1.) A rail gun uses electromagnetic energy to accelerate objects quickly over a short distance. In an experiment, a 2.00 kg projectile remains on the rails of the gun for only 2.10x10-2 s, but in that time it goes from rest to a velocity of 4.00×103 m/s. What is the average acceleration of the projectile?
2.) The city is trying to figure out how long the traffic light should stay yellow at an intersection. The speed limit on the road is 45.0 km/h and the intersection is 23.0 m wide. A car is traveling at the speed limit in the positive direction and can brake with an acceleration of -5.20 m/s2. (a) If the car is to stop on the white line, before entering the intersection, what is the minimum distance from the line at which the driver must apply the brakes? (b) How long should the traffic light stay yellow so that if the car is just closer than that minimum distance when the light turns yellow, it can safely cross the intersection without having to speed up?
a. acceleration=changeinVelocity/time
b. a. vf^2=vi^2+2ad solve for d.
b. time=(d+23 )/velocity
change velocity to m/s first.
1) To find the average acceleration of the projectile, we can use the formula:
average acceleration = (final velocity - initial velocity) / time
Given:
mass of the projectile (m) = 2.00 kg
time (t) = 2.10x10^-2 s
final velocity (v_f) = 4.00x10^3 m/s
initial velocity (v_i) = 0 (since it starts from rest)

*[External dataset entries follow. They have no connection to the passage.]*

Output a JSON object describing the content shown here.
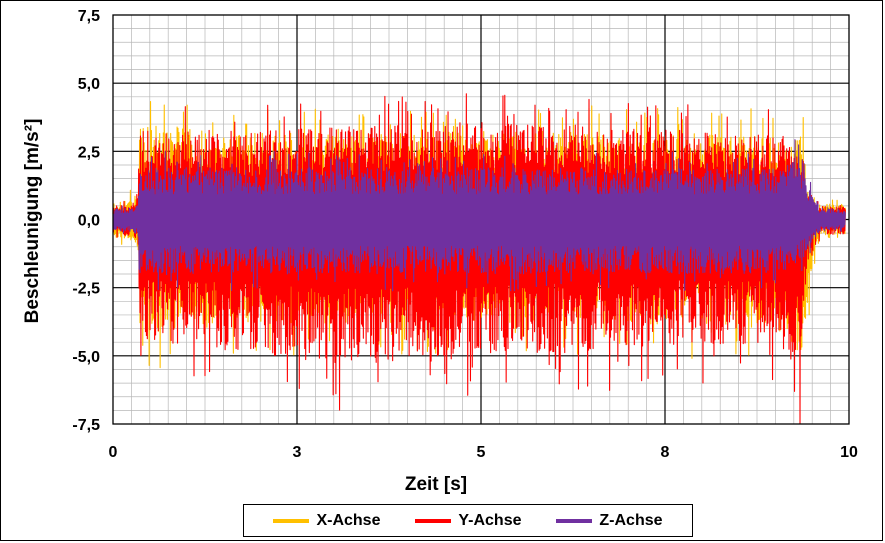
{
  "chart_data": {
    "type": "line",
    "title": "",
    "xlabel": "Zeit [s]",
    "ylabel": "Beschleunigung [m/s²]",
    "xlim": [
      0,
      10
    ],
    "ylim": [
      -7.5,
      7.5
    ],
    "x_tick_labels": [
      "0",
      "3",
      "5",
      "8",
      "10"
    ],
    "x_tick_positions": [
      0,
      2.5,
      5,
      7.5,
      10
    ],
    "y_tick_labels": [
      "7,5",
      "5,0",
      "2,5",
      "0,0",
      "-2,5",
      "-5,0",
      "-7,5"
    ],
    "y_tick_positions": [
      7.5,
      5,
      2.5,
      0,
      -2.5,
      -5,
      -7.5
    ],
    "grid": true,
    "legend_position": "bottom",
    "series": [
      {
        "name": "X-Achse",
        "color": "#FFC000",
        "profile": [
          [
            0,
            0.7
          ],
          [
            0.3,
            0.9
          ],
          [
            0.34,
            1.2
          ],
          [
            0.36,
            3.6
          ],
          [
            0.5,
            3.7
          ],
          [
            1.5,
            3.4
          ],
          [
            3.0,
            3.3
          ],
          [
            5.0,
            3.4
          ],
          [
            7.0,
            3.4
          ],
          [
            9.2,
            3.2
          ],
          [
            9.38,
            3.3
          ],
          [
            9.42,
            1.4
          ],
          [
            9.6,
            0.6
          ],
          [
            9.95,
            0.6
          ]
        ],
        "neg_profile": [
          [
            0,
            0.7
          ],
          [
            0.3,
            0.9
          ],
          [
            0.34,
            1.2
          ],
          [
            0.36,
            4.6
          ],
          [
            0.5,
            4.4
          ],
          [
            1.5,
            4.1
          ],
          [
            3.0,
            4.0
          ],
          [
            5.0,
            4.0
          ],
          [
            7.0,
            4.0
          ],
          [
            9.0,
            4.2
          ],
          [
            9.35,
            6.0
          ],
          [
            9.42,
            4.5
          ],
          [
            9.52,
            2.5
          ],
          [
            9.6,
            0.6
          ],
          [
            9.95,
            0.6
          ]
        ],
        "seed": 17
      },
      {
        "name": "Y-Achse",
        "color": "#FF0000",
        "profile": [
          [
            0,
            0.5
          ],
          [
            0.3,
            0.7
          ],
          [
            0.34,
            1.0
          ],
          [
            0.36,
            3.4
          ],
          [
            0.5,
            3.5
          ],
          [
            2.0,
            3.4
          ],
          [
            4.5,
            3.8
          ],
          [
            7.0,
            3.6
          ],
          [
            9.2,
            3.2
          ],
          [
            9.38,
            2.3
          ],
          [
            9.42,
            1.0
          ],
          [
            9.6,
            0.5
          ],
          [
            9.95,
            0.5
          ]
        ],
        "neg_profile": [
          [
            0,
            0.5
          ],
          [
            0.3,
            0.7
          ],
          [
            0.34,
            1.0
          ],
          [
            0.36,
            4.4
          ],
          [
            0.5,
            4.7
          ],
          [
            2.0,
            5.2
          ],
          [
            3.0,
            5.6
          ],
          [
            5.0,
            5.4
          ],
          [
            7.0,
            5.0
          ],
          [
            9.0,
            4.8
          ],
          [
            9.35,
            6.2
          ],
          [
            9.42,
            2.0
          ],
          [
            9.6,
            0.6
          ],
          [
            9.95,
            0.6
          ]
        ],
        "seed": 41
      },
      {
        "name": "Z-Achse",
        "color": "#7030A0",
        "profile": [
          [
            0,
            0.4
          ],
          [
            0.3,
            0.5
          ],
          [
            0.34,
            0.8
          ],
          [
            0.36,
            2.0
          ],
          [
            1.0,
            2.0
          ],
          [
            5.0,
            2.0
          ],
          [
            9.0,
            2.0
          ],
          [
            9.3,
            2.6
          ],
          [
            9.42,
            1.5
          ],
          [
            9.6,
            0.5
          ],
          [
            9.95,
            0.4
          ]
        ],
        "neg_profile": [
          [
            0,
            0.4
          ],
          [
            0.3,
            0.5
          ],
          [
            0.34,
            0.8
          ],
          [
            0.36,
            2.2
          ],
          [
            1.0,
            2.1
          ],
          [
            5.0,
            2.1
          ],
          [
            9.0,
            2.1
          ],
          [
            9.3,
            2.0
          ],
          [
            9.42,
            1.2
          ],
          [
            9.6,
            0.5
          ],
          [
            9.95,
            0.4
          ]
        ],
        "seed": 73
      }
    ]
  }
}
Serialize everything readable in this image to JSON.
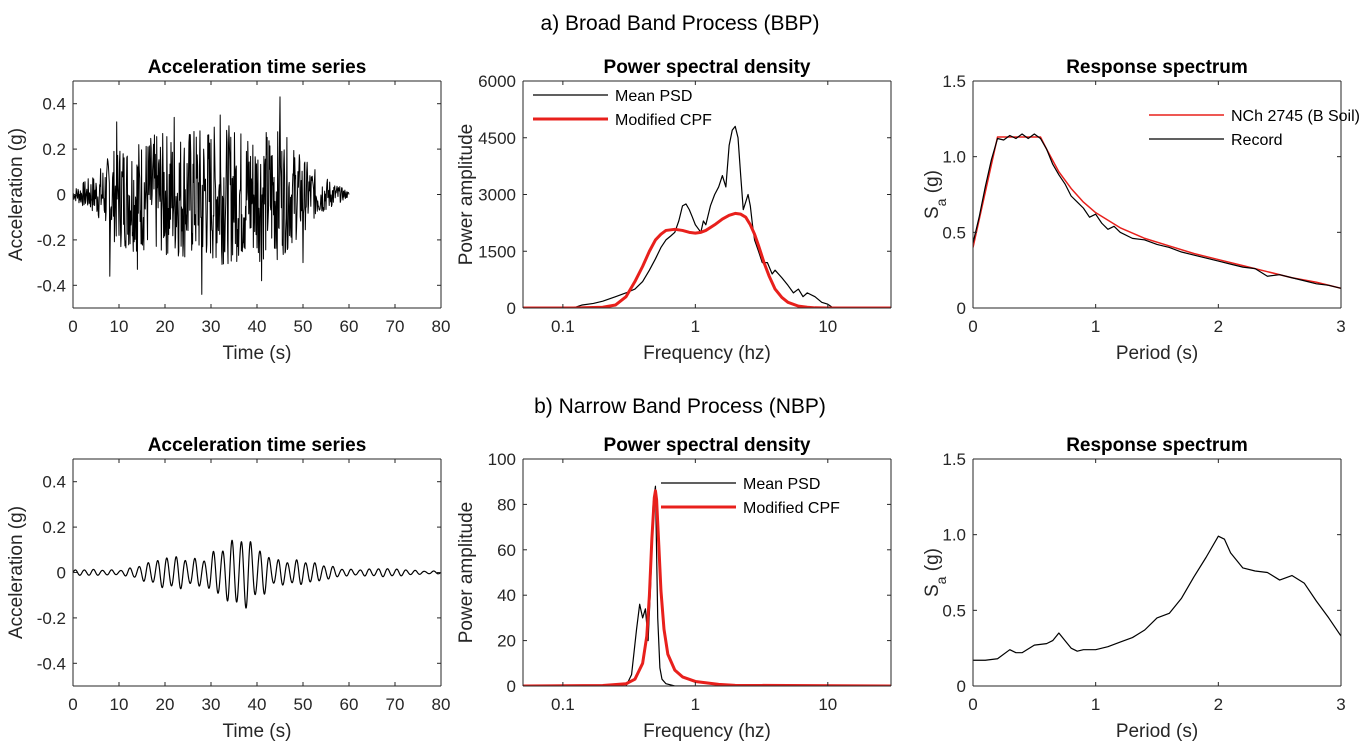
{
  "row_titles": [
    "a) Broad Band Process (BBP)",
    "b) Narrow Band Process (NBP)"
  ],
  "colors": {
    "record": "#000000",
    "model": "#e8201c",
    "axis": "#262626"
  },
  "chart_data": [
    {
      "id": "a-accel",
      "type": "line",
      "title": "Acceleration time series",
      "xlabel": "Time (s)",
      "ylabel": "Acceleration (g)",
      "xlim": [
        0,
        80
      ],
      "ylim": [
        -0.5,
        0.5
      ],
      "xticks": [
        0,
        10,
        20,
        30,
        40,
        50,
        60,
        70,
        80
      ],
      "xticklabels": [
        "0",
        "10",
        "20",
        "30",
        "40",
        "50",
        "60",
        "70",
        "80"
      ],
      "yticks": [
        -0.4,
        -0.2,
        0,
        0.2,
        0.4
      ],
      "yticklabels": [
        "-0.4",
        "-0.2",
        "0",
        "0.2",
        "0.4"
      ],
      "series": [
        {
          "kind": "noise",
          "color": "#000000",
          "width": 1,
          "t_start": 0,
          "t_end": 60,
          "dt": 0.1,
          "envelope": [
            [
              0,
              0.02
            ],
            [
              5,
              0.08
            ],
            [
              10,
              0.2
            ],
            [
              30,
              0.26
            ],
            [
              45,
              0.24
            ],
            [
              52,
              0.1
            ],
            [
              58,
              0.03
            ],
            [
              60,
              0.01
            ]
          ],
          "peaks": [
            [
              8,
              -0.36
            ],
            [
              9.5,
              0.32
            ],
            [
              14,
              -0.33
            ],
            [
              22,
              0.34
            ],
            [
              28,
              -0.44
            ],
            [
              32,
              0.35
            ],
            [
              41,
              -0.38
            ],
            [
              45,
              0.43
            ],
            [
              50,
              -0.3
            ]
          ]
        }
      ]
    },
    {
      "id": "a-psd",
      "type": "line",
      "xscale": "log",
      "title": "Power spectral density",
      "xlabel": "Frequency (hz)",
      "ylabel": "Power amplitude",
      "xlim": [
        0.05,
        30
      ],
      "ylim": [
        0,
        6000
      ],
      "xticks": [
        0.1,
        1,
        10
      ],
      "xticklabels": [
        "0.1",
        "1",
        "10"
      ],
      "yticks": [
        0,
        1500,
        3000,
        4500,
        6000
      ],
      "yticklabels": [
        "0",
        "1500",
        "3000",
        "4500",
        "6000"
      ],
      "legend": {
        "position": "top-left",
        "entries": [
          {
            "name": "Mean PSD",
            "color": "#000000",
            "width": 1.2
          },
          {
            "name": "Modified CPF",
            "color": "#e8201c",
            "width": 3
          }
        ]
      },
      "series": [
        {
          "name": "Mean PSD",
          "color": "#000000",
          "width": 1.2,
          "x": [
            0.05,
            0.12,
            0.14,
            0.17,
            0.2,
            0.25,
            0.3,
            0.35,
            0.4,
            0.45,
            0.5,
            0.55,
            0.6,
            0.65,
            0.7,
            0.75,
            0.8,
            0.85,
            0.9,
            0.95,
            1.0,
            1.05,
            1.1,
            1.15,
            1.2,
            1.3,
            1.4,
            1.5,
            1.6,
            1.7,
            1.8,
            1.9,
            2.0,
            2.1,
            2.2,
            2.3,
            2.4,
            2.5,
            2.6,
            2.7,
            2.8,
            3.0,
            3.2,
            3.5,
            3.8,
            4.0,
            4.5,
            5.0,
            5.5,
            6.0,
            6.5,
            7.0,
            8.0,
            9.0,
            10.0,
            11.0,
            30
          ],
          "y": [
            0,
            0,
            80,
            120,
            180,
            300,
            400,
            500,
            700,
            1000,
            1300,
            1600,
            1800,
            1900,
            2000,
            2300,
            2700,
            2750,
            2600,
            2400,
            2200,
            2100,
            2000,
            2300,
            2200,
            2700,
            3000,
            3200,
            3500,
            3200,
            4300,
            4700,
            4800,
            4500,
            3500,
            2600,
            2800,
            3000,
            2700,
            2200,
            1800,
            1500,
            1200,
            1200,
            900,
            1000,
            800,
            600,
            400,
            500,
            300,
            400,
            300,
            150,
            100,
            0,
            0
          ]
        },
        {
          "name": "Modified CPF",
          "color": "#e8201c",
          "width": 3,
          "x": [
            0.05,
            0.12,
            0.2,
            0.25,
            0.3,
            0.35,
            0.4,
            0.45,
            0.5,
            0.55,
            0.6,
            0.7,
            0.8,
            0.9,
            1.0,
            1.1,
            1.2,
            1.4,
            1.6,
            1.8,
            2.0,
            2.2,
            2.4,
            2.6,
            2.8,
            3.0,
            3.3,
            3.6,
            4.0,
            4.5,
            5.0,
            6.0,
            7.0,
            8.0,
            10.0,
            12.0,
            30
          ],
          "y": [
            0,
            0,
            20,
            80,
            300,
            700,
            1100,
            1500,
            1800,
            1950,
            2050,
            2080,
            2050,
            2000,
            1980,
            2000,
            2050,
            2200,
            2350,
            2450,
            2500,
            2480,
            2400,
            2200,
            1950,
            1650,
            1200,
            850,
            500,
            280,
            150,
            50,
            20,
            5,
            0,
            0,
            0
          ]
        }
      ]
    },
    {
      "id": "a-resp",
      "type": "line",
      "title": "Response spectrum",
      "xlabel": "Period (s)",
      "ylabel": "S",
      "ylabel_sub": "a",
      "ylabel_tail": " (g)",
      "xlim": [
        0,
        3
      ],
      "ylim": [
        0,
        1.5
      ],
      "xticks": [
        0,
        1,
        2,
        3
      ],
      "xticklabels": [
        "0",
        "1",
        "2",
        "3"
      ],
      "yticks": [
        0,
        0.5,
        1.0,
        1.5
      ],
      "yticklabels": [
        "0",
        "0.5",
        "1.0",
        "1.5"
      ],
      "legend": {
        "position": "top-right",
        "entries": [
          {
            "name": "NCh 2745 (B Soil)",
            "color": "#e8201c",
            "width": 1.5
          },
          {
            "name": "Record",
            "color": "#000000",
            "width": 1.2
          }
        ]
      },
      "series": [
        {
          "name": "NCh 2745 (B Soil)",
          "color": "#e8201c",
          "width": 1.5,
          "x": [
            0,
            0.2,
            0.55,
            0.6,
            0.7,
            0.8,
            0.9,
            1.0,
            1.2,
            1.4,
            1.6,
            1.8,
            2.0,
            2.2,
            2.4,
            2.6,
            2.8,
            3.0
          ],
          "y": [
            0.4,
            1.13,
            1.13,
            1.05,
            0.9,
            0.79,
            0.7,
            0.63,
            0.53,
            0.46,
            0.41,
            0.36,
            0.32,
            0.28,
            0.24,
            0.2,
            0.17,
            0.13
          ]
        },
        {
          "name": "Record",
          "color": "#000000",
          "width": 1.2,
          "x": [
            0,
            0.05,
            0.1,
            0.15,
            0.2,
            0.25,
            0.3,
            0.35,
            0.4,
            0.45,
            0.5,
            0.55,
            0.6,
            0.65,
            0.7,
            0.75,
            0.8,
            0.85,
            0.9,
            0.95,
            1.0,
            1.05,
            1.1,
            1.15,
            1.2,
            1.3,
            1.4,
            1.5,
            1.6,
            1.7,
            1.8,
            1.9,
            2.0,
            2.1,
            2.2,
            2.3,
            2.4,
            2.5,
            2.6,
            2.7,
            2.8,
            2.9,
            3.0
          ],
          "y": [
            0.43,
            0.6,
            0.8,
            0.98,
            1.12,
            1.11,
            1.14,
            1.12,
            1.15,
            1.12,
            1.15,
            1.12,
            1.05,
            0.95,
            0.88,
            0.82,
            0.74,
            0.7,
            0.66,
            0.6,
            0.62,
            0.56,
            0.52,
            0.54,
            0.5,
            0.46,
            0.45,
            0.42,
            0.4,
            0.37,
            0.35,
            0.33,
            0.31,
            0.29,
            0.27,
            0.26,
            0.21,
            0.22,
            0.2,
            0.18,
            0.16,
            0.15,
            0.13
          ]
        }
      ]
    },
    {
      "id": "b-accel",
      "type": "line",
      "title": "Acceleration time series",
      "xlabel": "Time (s)",
      "ylabel": "Acceleration (g)",
      "xlim": [
        0,
        80
      ],
      "ylim": [
        -0.5,
        0.5
      ],
      "xticks": [
        0,
        10,
        20,
        30,
        40,
        50,
        60,
        70,
        80
      ],
      "xticklabels": [
        "0",
        "10",
        "20",
        "30",
        "40",
        "50",
        "60",
        "70",
        "80"
      ],
      "yticks": [
        -0.4,
        -0.2,
        0,
        0.2,
        0.4
      ],
      "yticklabels": [
        "-0.4",
        "-0.2",
        "0",
        "0.2",
        "0.4"
      ],
      "series": [
        {
          "kind": "narrowband",
          "color": "#000000",
          "width": 1.2,
          "t_start": 0,
          "t_end": 80,
          "dt": 0.05,
          "freq_hz": 0.5,
          "envelope": [
            [
              0,
              0.01
            ],
            [
              10,
              0.02
            ],
            [
              18,
              0.05
            ],
            [
              24,
              0.1
            ],
            [
              28,
              0.11
            ],
            [
              33,
              0.12
            ],
            [
              38,
              0.16
            ],
            [
              42,
              0.14
            ],
            [
              46,
              0.08
            ],
            [
              52,
              0.04
            ],
            [
              60,
              0.025
            ],
            [
              70,
              0.015
            ],
            [
              80,
              0.01
            ]
          ]
        }
      ]
    },
    {
      "id": "b-psd",
      "type": "line",
      "xscale": "log",
      "title": "Power spectral density",
      "xlabel": "Frequency (hz)",
      "ylabel": "Power amplitude",
      "xlim": [
        0.05,
        30
      ],
      "ylim": [
        0,
        100
      ],
      "xticks": [
        0.1,
        1,
        10
      ],
      "xticklabels": [
        "0.1",
        "1",
        "10"
      ],
      "yticks": [
        0,
        20,
        40,
        60,
        80,
        100
      ],
      "yticklabels": [
        "0",
        "20",
        "40",
        "60",
        "80",
        "100"
      ],
      "legend": {
        "position": "top-right",
        "entries": [
          {
            "name": "Mean PSD",
            "color": "#000000",
            "width": 1.2
          },
          {
            "name": "Modified CPF",
            "color": "#e8201c",
            "width": 3
          }
        ]
      },
      "series": [
        {
          "name": "Mean PSD",
          "color": "#000000",
          "width": 1.2,
          "x": [
            0.05,
            0.3,
            0.33,
            0.36,
            0.38,
            0.4,
            0.42,
            0.44,
            0.46,
            0.48,
            0.5,
            0.52,
            0.54,
            0.56,
            0.6,
            0.7,
            30
          ],
          "y": [
            0,
            0,
            5,
            25,
            36,
            30,
            34,
            20,
            45,
            80,
            88,
            30,
            8,
            3,
            1,
            0,
            0
          ]
        },
        {
          "name": "Modified CPF",
          "color": "#e8201c",
          "width": 3,
          "x": [
            0.05,
            0.2,
            0.3,
            0.35,
            0.4,
            0.43,
            0.45,
            0.47,
            0.49,
            0.5,
            0.51,
            0.53,
            0.55,
            0.58,
            0.62,
            0.7,
            0.8,
            1.0,
            1.5,
            2,
            30
          ],
          "y": [
            0,
            0.2,
            1,
            3,
            10,
            22,
            40,
            65,
            83,
            86,
            82,
            62,
            42,
            25,
            14,
            7,
            4,
            2,
            0.7,
            0.3,
            0
          ]
        }
      ]
    },
    {
      "id": "b-resp",
      "type": "line",
      "title": "Response spectrum",
      "xlabel": "Period (s)",
      "ylabel": "S",
      "ylabel_sub": "a",
      "ylabel_tail": " (g)",
      "xlim": [
        0,
        3
      ],
      "ylim": [
        0,
        1.5
      ],
      "xticks": [
        0,
        1,
        2,
        3
      ],
      "xticklabels": [
        "0",
        "1",
        "2",
        "3"
      ],
      "yticks": [
        0,
        0.5,
        1.0,
        1.5
      ],
      "yticklabels": [
        "0",
        "0.5",
        "1.0",
        "1.5"
      ],
      "series": [
        {
          "name": "Record",
          "color": "#000000",
          "width": 1.2,
          "x": [
            0,
            0.1,
            0.2,
            0.3,
            0.35,
            0.4,
            0.5,
            0.6,
            0.65,
            0.7,
            0.75,
            0.8,
            0.85,
            0.9,
            1.0,
            1.1,
            1.2,
            1.3,
            1.4,
            1.5,
            1.6,
            1.7,
            1.8,
            1.9,
            2.0,
            2.05,
            2.1,
            2.2,
            2.3,
            2.4,
            2.5,
            2.6,
            2.7,
            2.8,
            2.9,
            3.0
          ],
          "y": [
            0.17,
            0.17,
            0.18,
            0.24,
            0.22,
            0.22,
            0.27,
            0.28,
            0.3,
            0.35,
            0.3,
            0.25,
            0.23,
            0.24,
            0.24,
            0.26,
            0.29,
            0.32,
            0.37,
            0.45,
            0.48,
            0.58,
            0.72,
            0.85,
            0.99,
            0.97,
            0.88,
            0.78,
            0.76,
            0.75,
            0.7,
            0.73,
            0.68,
            0.56,
            0.45,
            0.33
          ]
        }
      ]
    }
  ]
}
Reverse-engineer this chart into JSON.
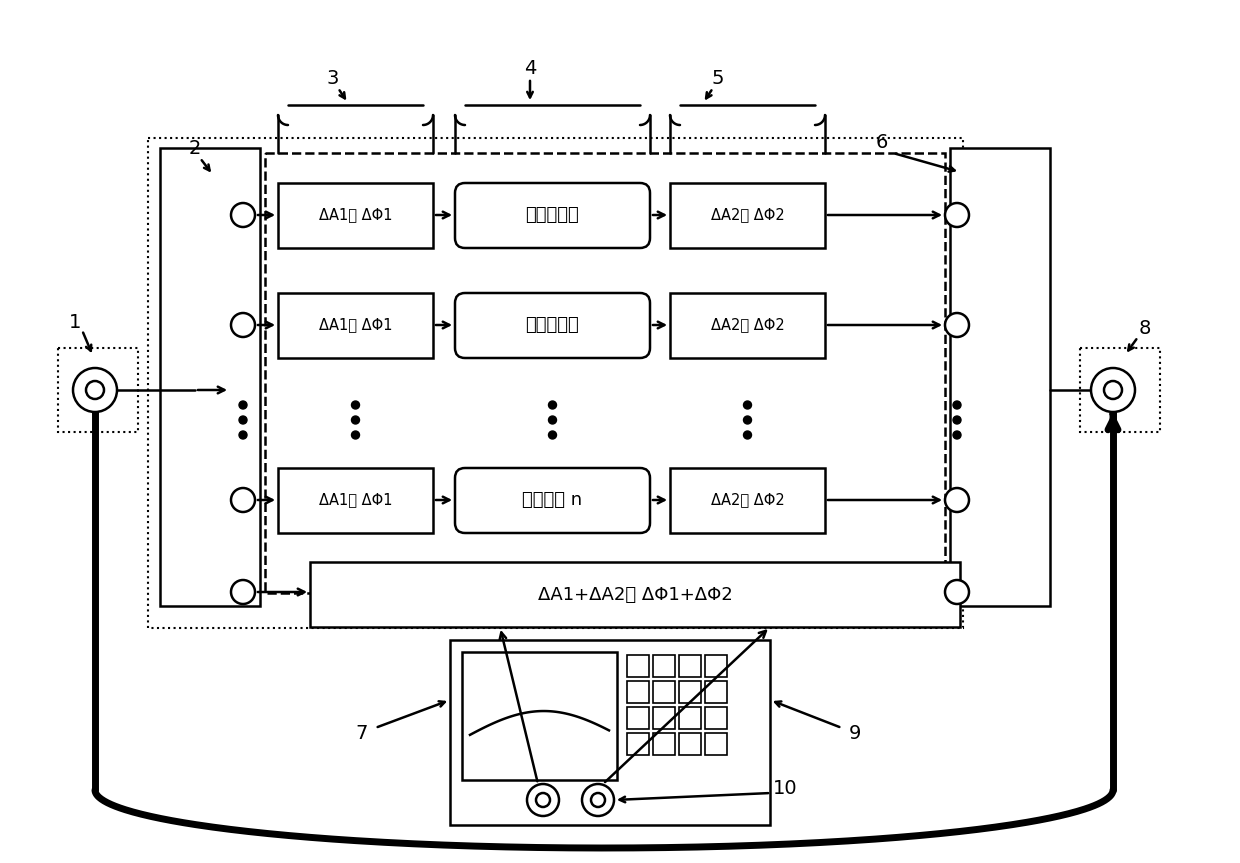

Plugging in the values, we get:
average acceleration = (4.00x10^3 m/s - 0) / (2.10x10^-2 s)
= 1.90x10^5 m/s^2
Therefore, the average acceleration of the projectile is 1.90x10^5 m/s^2.
2) (a) To find the minimum distance from the white line at which the driver must apply the brakes, we can use the equation of motion:
final velocity squared = initial velocity squared + 2 * acceleration * distance
Given:
speed limit (v_i) = 45.0 km/h (which we convert to m/s by multiplying by 1000/3600)
acceleration (a) = -5.20 m/s^2
distance (d) = ?
Since the car is coming to a stop, the final velocity (v_f) is 0.
Plugging in the values, we get:
0 = (45.0 m/s)^2 + 2 * (-5.20 m/s^2) * d
Simplifying the equation, we find:
45.0^2 = 10.4 * d
2025 = 10.4 * d
d = 2025 / 10.4
Solving the division, we get:
d ≈ 194.71 m
Therefore, the minimum distance from the white line at which the driver must apply the brakes is approximately 194.71 m.
(b) To find the duration of the yellow light, we can use the formula of motion again:
d = initial velocity * t + (1/2) * acceleration * t^2
Given:
speed limit (v_i) = 45.0 km/h (which we convert to m/s by multiplying by 1000/3600)
acceleration (a) = -5.20 m/s^2
distance (d) = 194.71 m
time (t) = ?
Adding the distance (d) and the initial velocity (v_i) to the equation, we get:
d + v_i * t = (1/2) * a * t^2
194.71 m + (45.0 m/s) * t = (1/2) * (-5.20 m/s^2) * t^2
Rearranging the equation, we find:
0 = (1/2) * (-5.20 m/s^2) * t^2 + (45.0 m/s) * t - 194.71 m
This is a quadratic equation, and we can solve it using the quadratic formula:
t = (-b ± √(b^2 - 4ac)) / (2a)
Plugging in the values, we get:
t = [-(45.0 m/s) ± √((45.0 m/s)^2 - 4 * (1/2) * (-5.20 m/s^2) * (-194.71 m))] / [2 * (1/2) * (-5.20 m/s^2)]
Simplifying the equation, we find:
t = [-(45.0 m/s) ± √(2025 m^2/s^2 + 5097.2424 m^2/s^2)] / (-5.20 m/s^2)
Solving the equation, we get two values for t:
t ≈ 7.77 s or t ≈ -8.13 s
Since time cannot be negative, we discard the negative value. Therefore, the duration of the yellow light should be approximately 7.77 seconds.
To summarize:
(a) The minimum distance from the white line at which the driver must apply the brakes is approximately 194.71 meters.
(b) The traffic light should stay yellow for approximately 7.77 seconds so that the car can safely cross the intersection without having to speed up.